When the Garden recently took down some damaged  cherry, willow and oak trees at the Garden, in the process of building the Cherry Tree Walk, I immediately thought of Tom for the wood. He has taken a great interest in explaining to me and  my son about the different types of wood he works with (think Osage orange wood that is a bright yellow-orange). I wasn’t sure if Tom would remember us, but I had a feeling he might, because how often do you have a 9-year-old boy choose a hand-carved bowl for his Christmas present? And who is roped in by the idea of learning about different kinds of wood.  Tom’s dedication to education about the wood reminded me of the Garden’s commitment to educating our visitors about plants.

Tom Lowe

Wood Carver Tom Lowe with some of the works he made with surplus wood from the Garden.

Tom emailed me right back: “I remember your son taking his time deciding which bowl to choose. I love that. My whole life has been spent making things from wood that make people happy. It is even more fulfilling when someone can’t decide what they like most. Thank you for passing my name along to Grace. It would be a pleasure  to create some pieces from trees that came from the garden.”

Yesterday was the big day. Tom worked with our Director of Horticulture, Grace Chapman, to arrange the pick up of the wood that was left over, and he was ready to meet with us and the rest of the horticulture staff to show off his art. You can see some of his seaweed-like pieces in the photo above, but I have to warn you, the camera can’t do it justice.

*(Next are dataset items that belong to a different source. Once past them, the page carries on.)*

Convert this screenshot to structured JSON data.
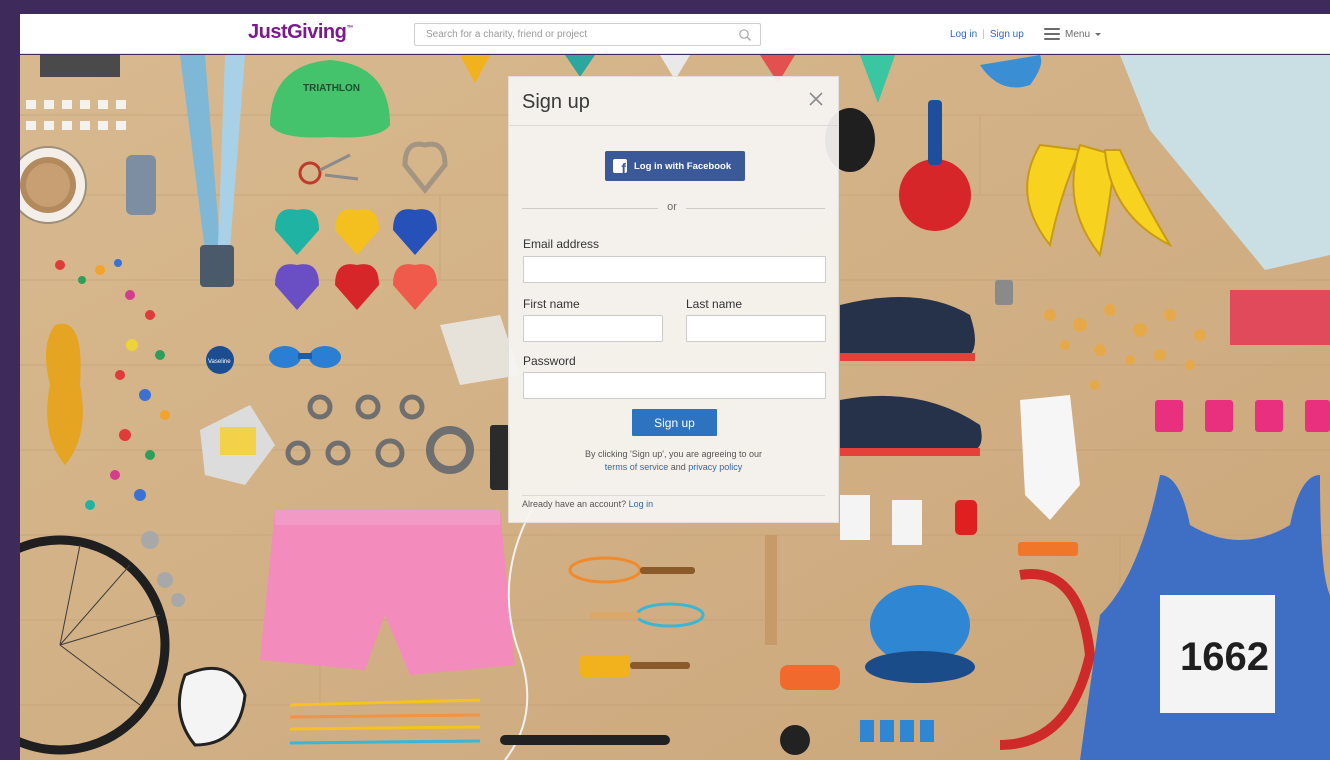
{
  "header": {
    "logo": "JustGiving",
    "logo_tm": "™",
    "search_placeholder": "Search for a charity, friend or project",
    "login_label": "Log in",
    "signup_label": "Sign up",
    "menu_label": "Menu"
  },
  "background": {
    "triathlon_text": "TRIATHLON",
    "race_number": "1662",
    "vaseline_text": "Vaseline"
  },
  "modal": {
    "title": "Sign up",
    "facebook_button": "Log in with Facebook",
    "facebook_icon_letter": "f",
    "or": "or",
    "email_label": "Email address",
    "first_name_label": "First name",
    "last_name_label": "Last name",
    "password_label": "Password",
    "signup_button": "Sign up",
    "terms_prefix": "By clicking 'Sign up', you are agreeing to our",
    "terms_link": "terms of service",
    "terms_and": "and",
    "privacy_link": "privacy policy",
    "already_text": "Already have an account?",
    "already_login": "Log in"
  },
  "colors": {
    "brand": "#7a1a8c",
    "facebook": "#3b5998",
    "primary_button": "#2e73c0",
    "link": "#2b6bb3"
  }
}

If you want to see the real-deal in person, you are in luck! The large oak sculpture on the left side of the table will be on display in the Robins Visitor Center for the next few weeks. Tom made it as a gift to the Garden! So come in and enjoy it.  If you love it, you are in luck too — the sculpture will be auctioned off at our annual Children’s Garden fundraiser  Cheers to Art, on April 10th, 2014. Tickets are still available.

Cotinus coggygria

Cotinus coggygria freshly carved.

Me and the bowl made from an oak tree.

That’s me and the small rectangular bowl that Tom made from a damaged oak that was cut down at the Garden.

While he was here, Grace also gave Tom a branch of Cotinus coggygria ‘Velvet Cloak’ (Smoketree) that was pruned during our recent group work day. Grace thought  the rings were especially beautiful and so did Tom! What do you think?

You can probably tell why Tom’s so good at what he does — he loves his work. As I was leaving, Tom pulled me aside. “Wait, you have to pick a small bowl to take with you.” And when I brought it home, you should have seen my son’s eyes when he saw the rectangle bowl that Tom gave me.  He was very excited, and happy for me because he knows how much I love the Garden — and to have a small memento of a place I love. Change brings all kinds of beauty.

And this morning when I wanted to listen to my iphone, but didn’t have a speaker handy, guess what I did? Yep, I placed my iphone in the bowl and the music got louder and sounded like heaven.

wood bowl as an amplifier.

Tom’s bowl as a makeshift amplifier.